A single soccer match achieves what five years of combat and negotiations could not: an apparent end to Ivory Coast's civil war. The man who brought the warring sides together was not a politician or a gun-toting strongman, but Didier Drogba, the star striker for Ivory Coast.

For nearly five years, Ivory Coast had been divided in two: rebel-held North, government-loyal South. But on a tour of the country in March, Drogba stunned his fellow Ivorians by proposing that the Madagascar game be played in Bouaké, the capital of the rebellion. North and South, unable to reconcile their differences through battle or peace talks, would set aside their guns and come together for a soccer game. And Drogba, already an international star, would become, in the eyes of Ivorians, something of a deity.

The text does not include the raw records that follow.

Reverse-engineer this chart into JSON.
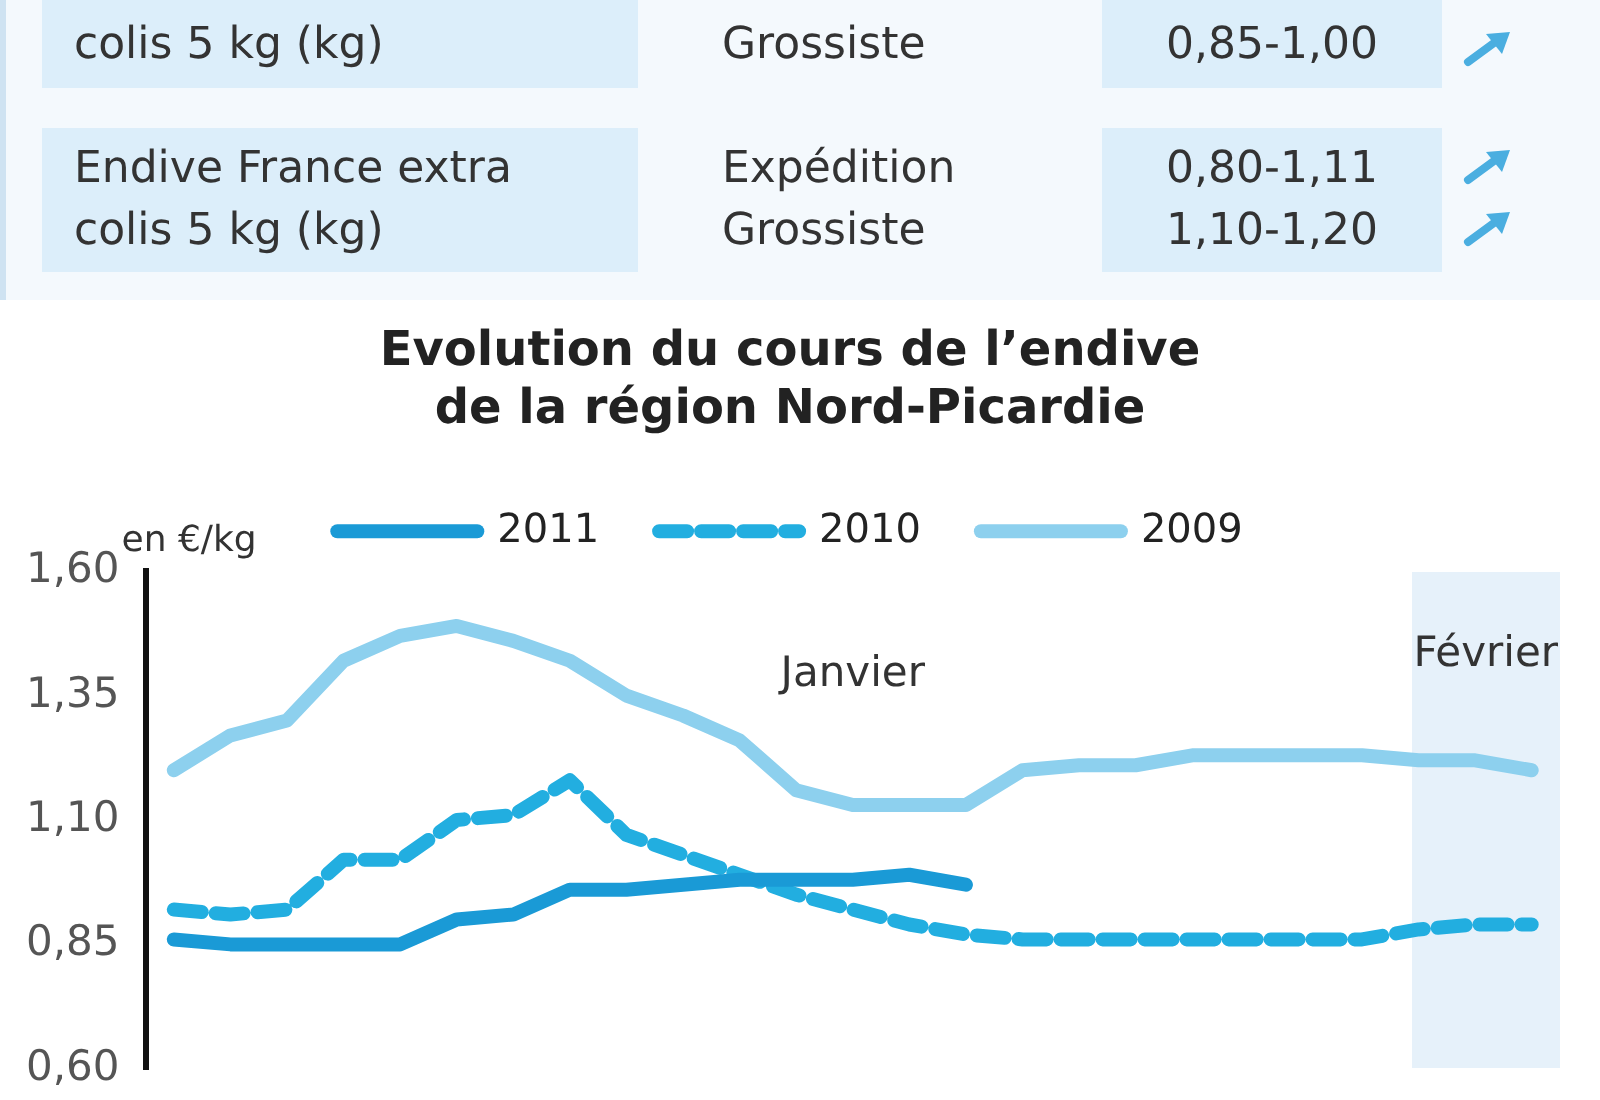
{
  "chart_data": [
    {
      "type": "other",
      "annotations": [
        "colis 5 kg (kg)",
        "Grossiste",
        "0,85-1,00",
        "Endive France extra",
        "Expédition",
        "0,80-1,11",
        "colis 5 kg (kg)",
        "Grossiste",
        "1,10-1,20"
      ]
    },
    {
      "type": "line",
      "title": "Evolution du cours de l’endive de la région Nord-Picardie",
      "ylabel": "en €/kg",
      "categories": [
        null,
        null,
        null,
        null,
        null,
        null,
        null,
        null,
        null,
        null,
        null,
        null,
        null,
        null,
        null,
        null,
        null,
        null,
        null,
        null,
        null,
        null,
        null,
        null,
        null
      ],
      "ylim": [
        0.6,
        1.6
      ],
      "yticks": [
        {
          "value": 0.6,
          "label": "0,60"
        },
        {
          "value": 0.85,
          "label": "0,85"
        },
        {
          "value": 1.1,
          "label": "1,10"
        },
        {
          "value": 1.35,
          "label": "1,35"
        },
        {
          "value": 1.6,
          "label": "1,60"
        }
      ],
      "tick_labels": "y",
      "grid": false,
      "legend": "top",
      "marker": "none",
      "series": [
        {
          "name": "2011",
          "color": "#1a9ad6",
          "line_style": "solid",
          "values": [
            0.86,
            0.85,
            0.85,
            0.85,
            0.85,
            0.9,
            0.91,
            0.96,
            0.96,
            0.97,
            0.98,
            0.98,
            0.98,
            0.99,
            0.97,
            null,
            null,
            null,
            null,
            null,
            null,
            null,
            null,
            null,
            null
          ]
        },
        {
          "name": "2010",
          "color": "#22aee0",
          "line_style": "dashed",
          "values": [
            0.92,
            0.91,
            0.92,
            1.02,
            1.02,
            1.1,
            1.11,
            1.18,
            1.07,
            1.03,
            0.99,
            0.95,
            0.92,
            0.89,
            0.87,
            0.86,
            0.86,
            0.86,
            0.86,
            0.86,
            0.86,
            0.86,
            0.88,
            0.89,
            0.89
          ]
        },
        {
          "name": "2009",
          "color": "#8dd0ee",
          "line_style": "solid",
          "values": [
            1.2,
            1.27,
            1.3,
            1.42,
            1.47,
            1.49,
            1.46,
            1.42,
            1.35,
            1.31,
            1.26,
            1.16,
            1.13,
            1.13,
            1.13,
            1.2,
            1.21,
            1.21,
            1.23,
            1.23,
            1.23,
            1.23,
            1.22,
            1.22,
            1.2
          ]
        }
      ],
      "annotations": [
        "Janvier",
        "Février"
      ]
    }
  ]
}
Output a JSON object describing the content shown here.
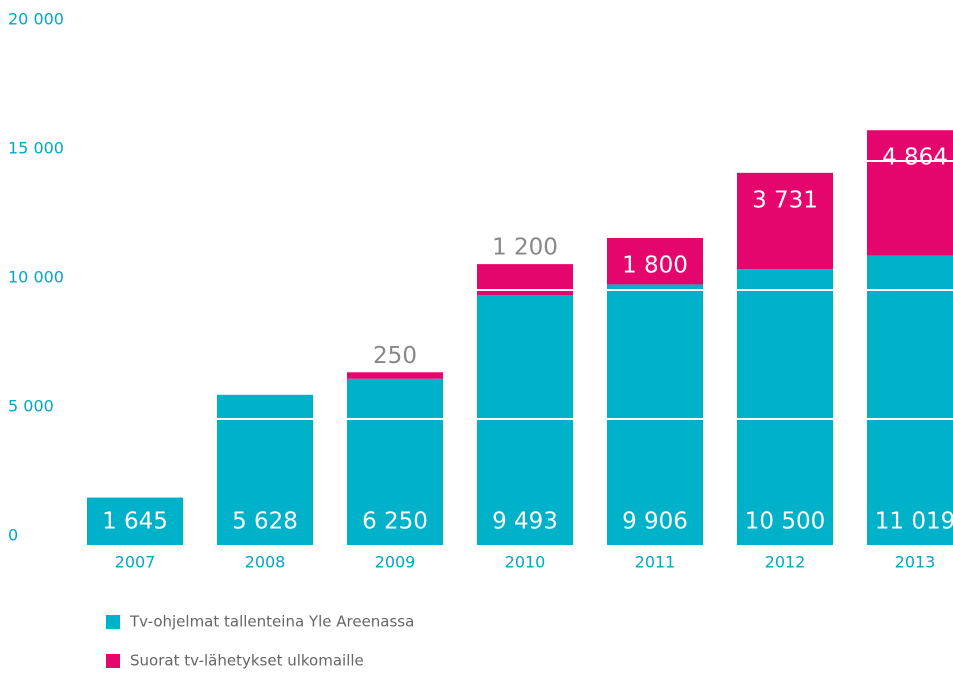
{
  "chart_data": {
    "type": "stacked_bar",
    "categories": [
      "2007",
      "2008",
      "2009",
      "2010",
      "2011",
      "2012",
      "2013"
    ],
    "series": [
      {
        "name": "Tv-ohjelmat tallenteina Yle Areenassa",
        "color": "#00b2c9",
        "values": [
          1645,
          5628,
          6250,
          9493,
          9906,
          10500,
          11019
        ],
        "value_labels": [
          "1 645",
          "5 628",
          "6 250",
          "9 493",
          "9 906",
          "10 500",
          "11 019"
        ]
      },
      {
        "name": "Suorat tv-lähetykset ulkomaille",
        "color": "#e5066d",
        "values": [
          null,
          null,
          250,
          1200,
          1800,
          3731,
          4864
        ],
        "value_labels": [
          null,
          null,
          "250",
          "1 200",
          "1 800",
          "3 731",
          "4 864"
        ]
      }
    ],
    "ylim": [
      0,
      20000
    ],
    "yticks": [
      0,
      {
        "value": 5000,
        "label": "5 000"
      },
      {
        "value": 10000,
        "label": "10 000"
      },
      {
        "value": 15000,
        "label": "15 000"
      },
      {
        "value": 20000,
        "label": "20 000"
      }
    ],
    "grid": true,
    "grid_color": "#ffffff",
    "legend": "bottom"
  }
}
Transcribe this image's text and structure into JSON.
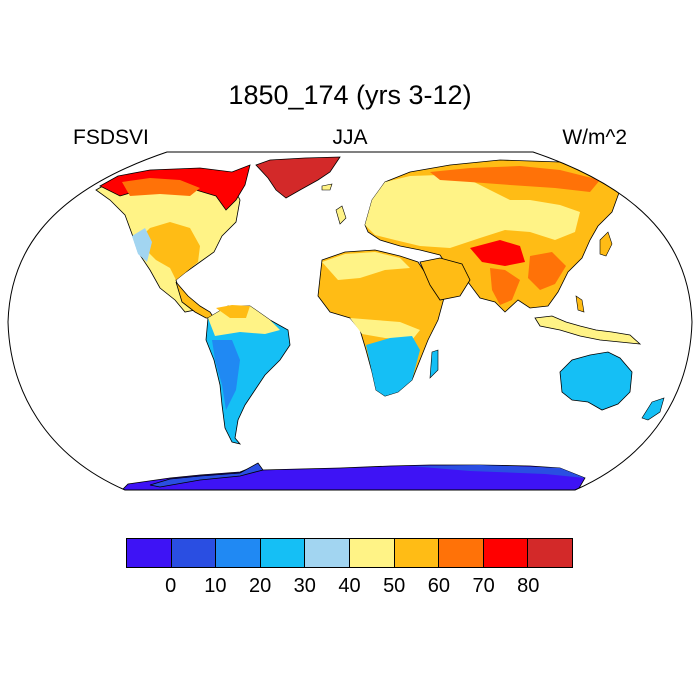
{
  "title": "1850_174 (yrs 3-12)",
  "left_label": "FSDSVI",
  "center_label": "JJA",
  "right_label": "W/m^2",
  "colorbar": {
    "colors": [
      "#3e13f5",
      "#2a4ee2",
      "#2089f3",
      "#15bff5",
      "#a2d5f1",
      "#fff386",
      "#ffbc15",
      "#ff7208",
      "#ff0000",
      "#d32929"
    ],
    "ticks": [
      "0",
      "10",
      "20",
      "30",
      "40",
      "50",
      "60",
      "70",
      "80"
    ]
  },
  "map": {
    "projection": "Robinson",
    "land_color_regions": [
      {
        "region": "antarctica",
        "color": "#3e13f5"
      },
      {
        "region": "antarctic-peninsula",
        "color": "#2a4ee2"
      },
      {
        "region": "greenland",
        "color": "#d32929"
      },
      {
        "region": "arctic-canada",
        "color": "#ff0000"
      },
      {
        "region": "north-america",
        "color": "#fff386"
      },
      {
        "region": "south-america",
        "color": "#15bff5"
      },
      {
        "region": "europe",
        "color": "#fff386"
      },
      {
        "region": "africa",
        "color": "#ffbc15"
      },
      {
        "region": "southern-africa",
        "color": "#15bff5"
      },
      {
        "region": "asia",
        "color": "#ffbc15"
      },
      {
        "region": "australia",
        "color": "#15bff5"
      }
    ]
  }
}
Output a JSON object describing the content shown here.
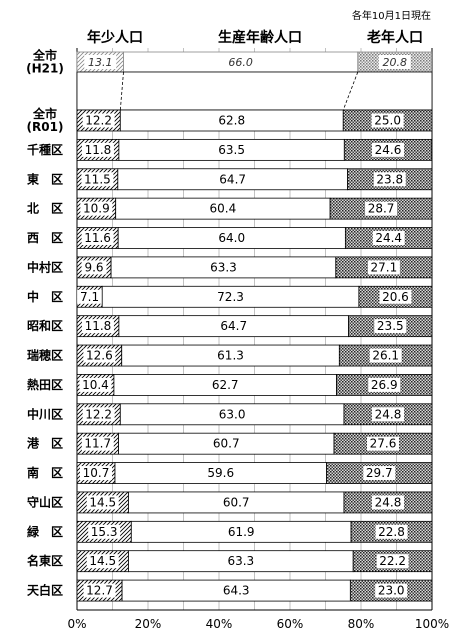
{
  "chart_data": {
    "type": "bar",
    "stacked": true,
    "orientation": "horizontal",
    "note": "各年10月1日現在",
    "series_labels": [
      "年少人口",
      "生産年齢人口",
      "老年人口"
    ],
    "xlim": [
      0,
      100
    ],
    "x_ticks": [
      "0%",
      "20%",
      "40%",
      "60%",
      "80%",
      "100%"
    ],
    "reference": {
      "category": "全市\n(H21)",
      "values": [
        13.1,
        66.0,
        20.8
      ],
      "labels": [
        "13.1",
        "66.0",
        "20.8"
      ]
    },
    "categories": [
      "全市\n(R01)",
      "千種区",
      "東　区",
      "北　区",
      "西　区",
      "中村区",
      "中　区",
      "昭和区",
      "瑞穂区",
      "熱田区",
      "中川区",
      "港　区",
      "南　区",
      "守山区",
      "緑　区",
      "名東区",
      "天白区"
    ],
    "series": [
      {
        "values": [
          12.2,
          11.8,
          11.5,
          10.9,
          11.6,
          9.6,
          7.1,
          11.8,
          12.6,
          10.4,
          12.2,
          11.7,
          10.7,
          14.5,
          15.3,
          14.5,
          12.7
        ],
        "labels": [
          "12.2",
          "11.8",
          "11.5",
          "10.9",
          "11.6",
          "9.6",
          "7.1",
          "11.8",
          "12.6",
          "10.4",
          "12.2",
          "11.7",
          "10.7",
          "14.5",
          "15.3",
          "14.5",
          "12.7"
        ]
      },
      {
        "values": [
          62.8,
          63.5,
          64.7,
          60.4,
          64.0,
          63.3,
          72.3,
          64.7,
          61.3,
          62.7,
          63.0,
          60.7,
          59.6,
          60.7,
          61.9,
          63.3,
          64.3
        ],
        "labels": [
          "62.8",
          "63.5",
          "64.7",
          "60.4",
          "64.0",
          "63.3",
          "72.3",
          "64.7",
          "61.3",
          "62.7",
          "63.0",
          "60.7",
          "59.6",
          "60.7",
          "61.9",
          "63.3",
          "64.3"
        ]
      },
      {
        "values": [
          25.0,
          24.6,
          23.8,
          28.7,
          24.4,
          27.1,
          20.6,
          23.5,
          26.1,
          26.9,
          24.8,
          27.6,
          29.7,
          24.8,
          22.8,
          22.2,
          23.0
        ],
        "labels": [
          "25.0",
          "24.6",
          "23.8",
          "28.7",
          "24.4",
          "27.1",
          "20.6",
          "23.5",
          "26.1",
          "26.9",
          "24.8",
          "27.6",
          "29.7",
          "24.8",
          "22.8",
          "22.2",
          "23.0"
        ]
      }
    ]
  }
}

Geoffrey Baillet, the spokesman for the Ivorian minister of sports, leaning on a rail, watching the match. "We, the politicians, we went to the best universities; we're the intellectuals, the supposed leaders of the country," he said. "But when it came to making peace, we failed. It's a group of soccer players that brought us together. Didier Drogba came from nothing. Now he's a worldwide star and a hero for us. He's done a great thing for his country."

"It was the best thing that's ever happened to me," Drogba said. "It was more than soccer. To see everyone come together like that, only for a game. It shows how soccer can unite people. Sports in general can do this. Maybe only sports."

He went on. "We, the Elephants, all we did was our duty as soccer players, our obligation as Ivorians. We wanted Ivorians to share our dream and see it realized—the return of peace to Ivory Coast. The most moving thing was the national anthem. All the stadium was singing and it was the first time that the two armed forces were together, face-to-face. That was the best moment of my last several weeks."